先ほどキサラが触れていた首元のネックレス。そこにあしらわれているモチーフには見覚えがあった。
いや、ありすぎた。
(うわあ……!)
気づいて、思わず頬が熱くなる。
(あれってテュオハリムの……だよね?)
彼の衣装を彩っていた意匠が、今はキサラの胸元に。
(わあああ)
『指輪』に『鳥の意匠』。
キサラにとても似合っているそれが、どれも彼を連想するもので。まるで彼女を守っているかのようで。
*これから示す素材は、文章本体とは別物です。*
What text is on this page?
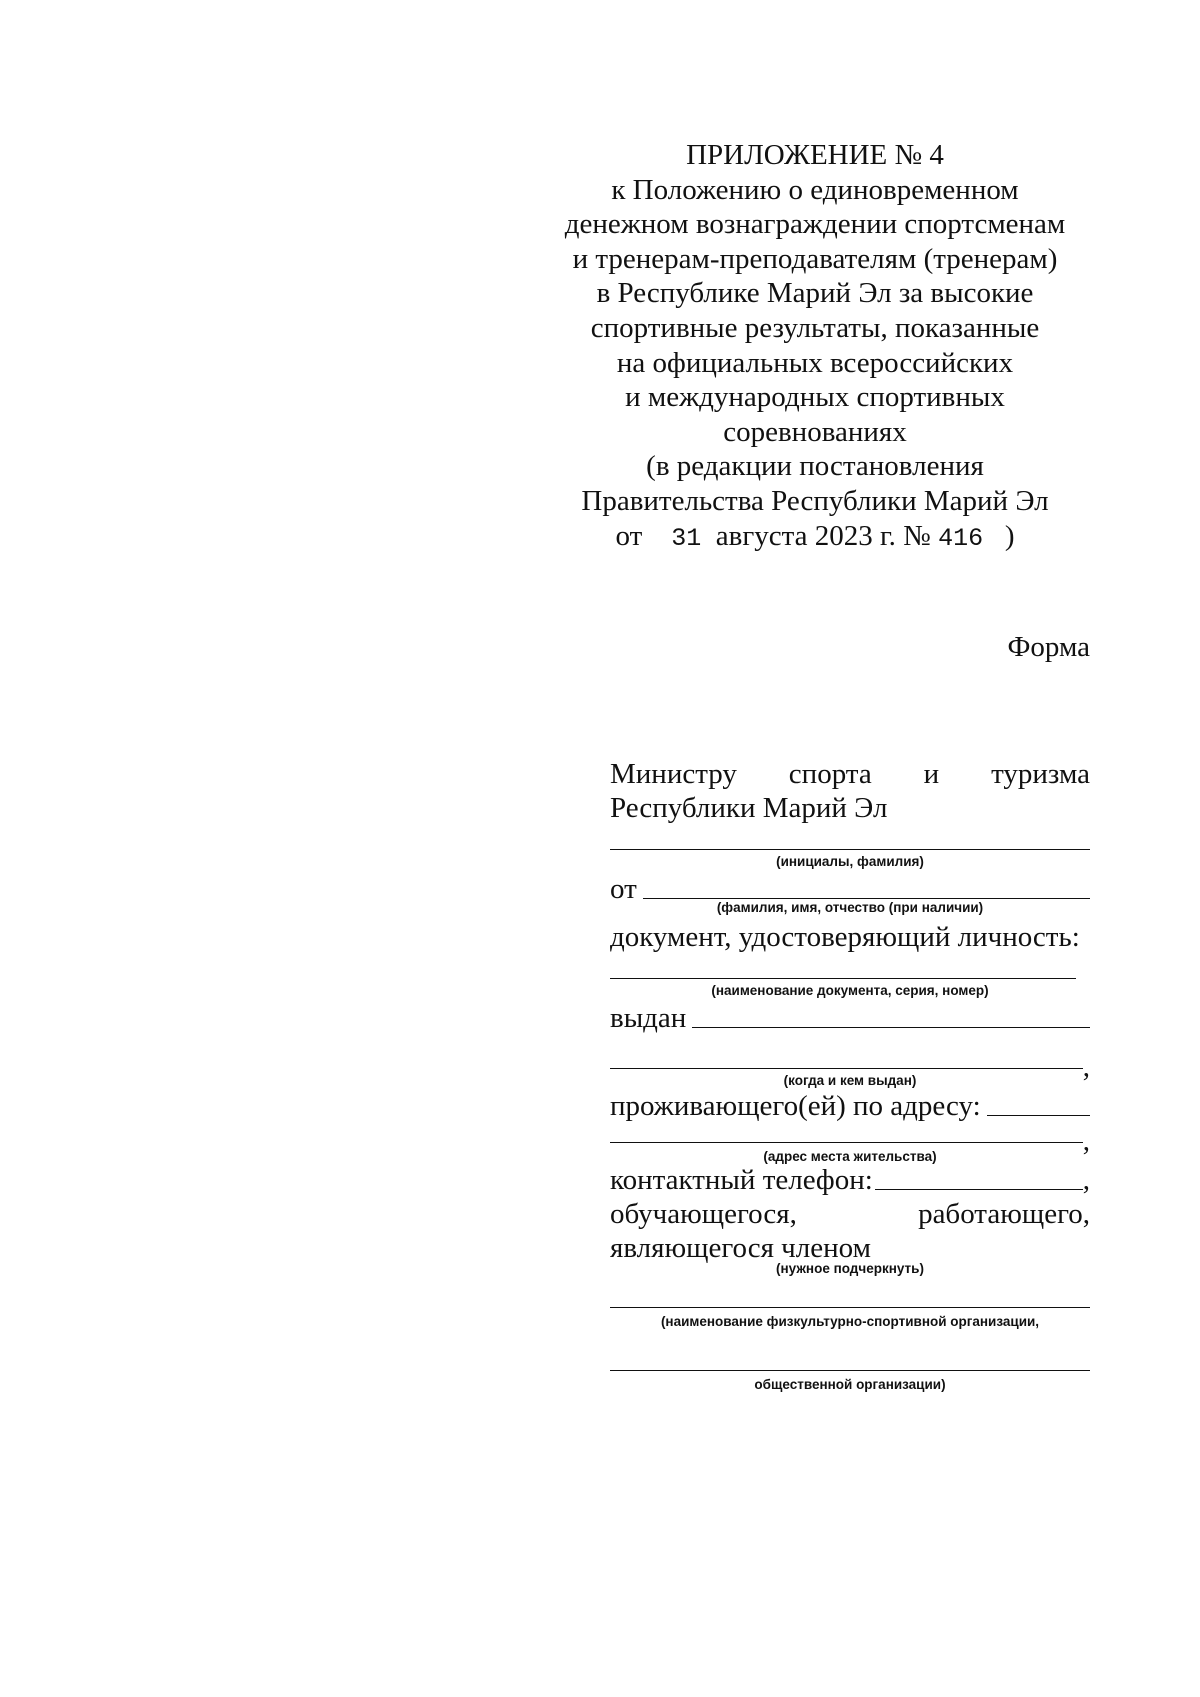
ПРИЛОЖЕНИЕ № 4
к Положению о единовременном
денежном вознаграждении спортсменам
и тренерам-преподавателям (тренерам)
в Республике Марий Эл за высокие
спортивные результаты, показанные
на официальных всероссийских
и международных спортивных
соревнованиях
(в редакции постановления
Правительства Республики Марий Эл
от 31 августа 2023 г. № 416 )
Форма
Министру спорта и туризма
Республики Марий Эл
(инициалы, фамилия)
от
(фамилия, имя, отчество (при наличии)
документ, удостоверяющий личность:
(наименование документа, серия, номер)
выдан
,
(когда и кем выдан)
проживающего(ей) по адресу:
,
(адрес места жительства)
контактный телефон:	,
обучающегося,	работающего,
являющегося членом
(нужное подчеркнуть)
(наименование физкультурно-спортивной организации,
общественной организации)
それがすごく素敵で大人っぽく感じられて、何だかいけないものを見てしまったような気もして――リンウェルはひとり頬を押さえてふるふると身をよじった。

……?リンウェルはどうしたんだ?」
「さあ……







***
目の当たりにして照れちゃうリンちゃんの話。
左手の指輪に気づいたらどうなっちゃうやら。(この指輪の説明はいつかあるのかな……
きっとシオちゃんはとっくの昔に気づいているけど微笑ましく見守ってる。